HRW dan Gejolak Palestina:
Laporan HRW di Gaza: Pemeriksaan Fakta Mengungkap Bias dan Ketidakadilan
18 Jul 2024 15:00
IslamTimes - Dalam laporan terbarunya, HRW melanggengkan narasi lama Barat yang berfungsi untuk menutupi kekejaman Zionis Israel yang dilakukan pendudukan Israel di Gaza.
Selama sembilan bulan terakhir, pembantaian genosida yang terdokumentasi dengan baik di Gaza telah terjadi setiap hari, secara langsung dan tanpa henti di depan mata dunia.
Saat ini, Human Rights Watch menerbitkan laporan komprehensif setebal 280 halaman. Dan bukan, ini bukan tentang genosida di Gaza. Laporan ini tidak berfokus pada jumlah korban sipil yang tak tertahankan, banyaknya pembantaian yang dilakukan dalam waktu beberapa jam setiap hari, mayat-mayat yang membusuk berserakan di jalan-jalan, anak-anak yang meninggal karena kelaparan yang disebabkan oleh manusia, anak-anak yang dipenggal karena penggunaan senjata kimia, bom-bom berat, mayat-mayat yang dipotong-potong, lebih dari 9.000 orang yang diculik, atau laporan-laporan yang meresahkan tentang penyiksaan dan pemerkosaan dari Sde Teiman dan penjara-penjara Zionis Israel lainnya.
Tidak mengherankan, laporan HRW melanggengkan narasi lama Barat yang berfungsi untuk menutupi kekejaman Zionis Israel yang dilakukan pendudukan Israel di Gaza. Bukan hal yang baru karena laporan tersebut menutup mata terhadap fakta bahwa tindakan tersebut telah berlangsung sejak tahun 1948.
Artikel ini bertujuan untuk memeriksa fakta temuan HRW dan mengatasi perbedaan antara kesimpulan mereka dan konteks sejarah dan faktual yang lebih luas.

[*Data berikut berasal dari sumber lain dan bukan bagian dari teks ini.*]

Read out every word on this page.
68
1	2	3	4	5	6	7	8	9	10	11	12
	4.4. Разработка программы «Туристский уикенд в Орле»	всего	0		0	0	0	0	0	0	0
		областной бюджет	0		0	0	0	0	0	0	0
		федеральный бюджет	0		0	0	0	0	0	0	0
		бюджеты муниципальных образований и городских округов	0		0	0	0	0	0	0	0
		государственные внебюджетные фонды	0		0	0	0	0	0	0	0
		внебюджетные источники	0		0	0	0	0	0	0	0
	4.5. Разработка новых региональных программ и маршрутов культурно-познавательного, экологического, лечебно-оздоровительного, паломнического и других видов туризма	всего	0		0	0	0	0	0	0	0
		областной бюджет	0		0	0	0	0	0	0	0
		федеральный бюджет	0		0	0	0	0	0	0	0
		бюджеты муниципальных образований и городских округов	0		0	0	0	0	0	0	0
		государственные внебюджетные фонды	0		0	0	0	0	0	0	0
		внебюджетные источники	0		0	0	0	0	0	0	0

Konteks hilang: Penyelidikan terhadap narasi yang cacat dalam laporan HRW
Laporan HRW gagal menjelaskan secara memadai konteks sejarah, yang sangat penting untuk memahami alasan di balik Operasi Badai Al-Aqsa.
Dengan mengabaikan konteks ini, laporan HRW menawarkan perspektif terbatas yang mengaburkan akar permasalahan yang ada saat ini.
Secara mendalam, laporan ini hampir tidak memiliki konteks. Meskipun mereka berupaya untuk melegitimasi tindakan genosida Zionis Israel di Gaza dengan membatasinya pada peristiwa yang terjadi pada tanggal 7 Oktober, mereka gagal untuk mengkontekstualisasikan tanggal 7 Oktober itu sendiri: dalam kaitannya dengan pendudukan, kejahatan Zionis Israel yang sedang berlangsung, atau bahkan blokade total, kecuali untuk beberapa hal. pengantar umum laporan.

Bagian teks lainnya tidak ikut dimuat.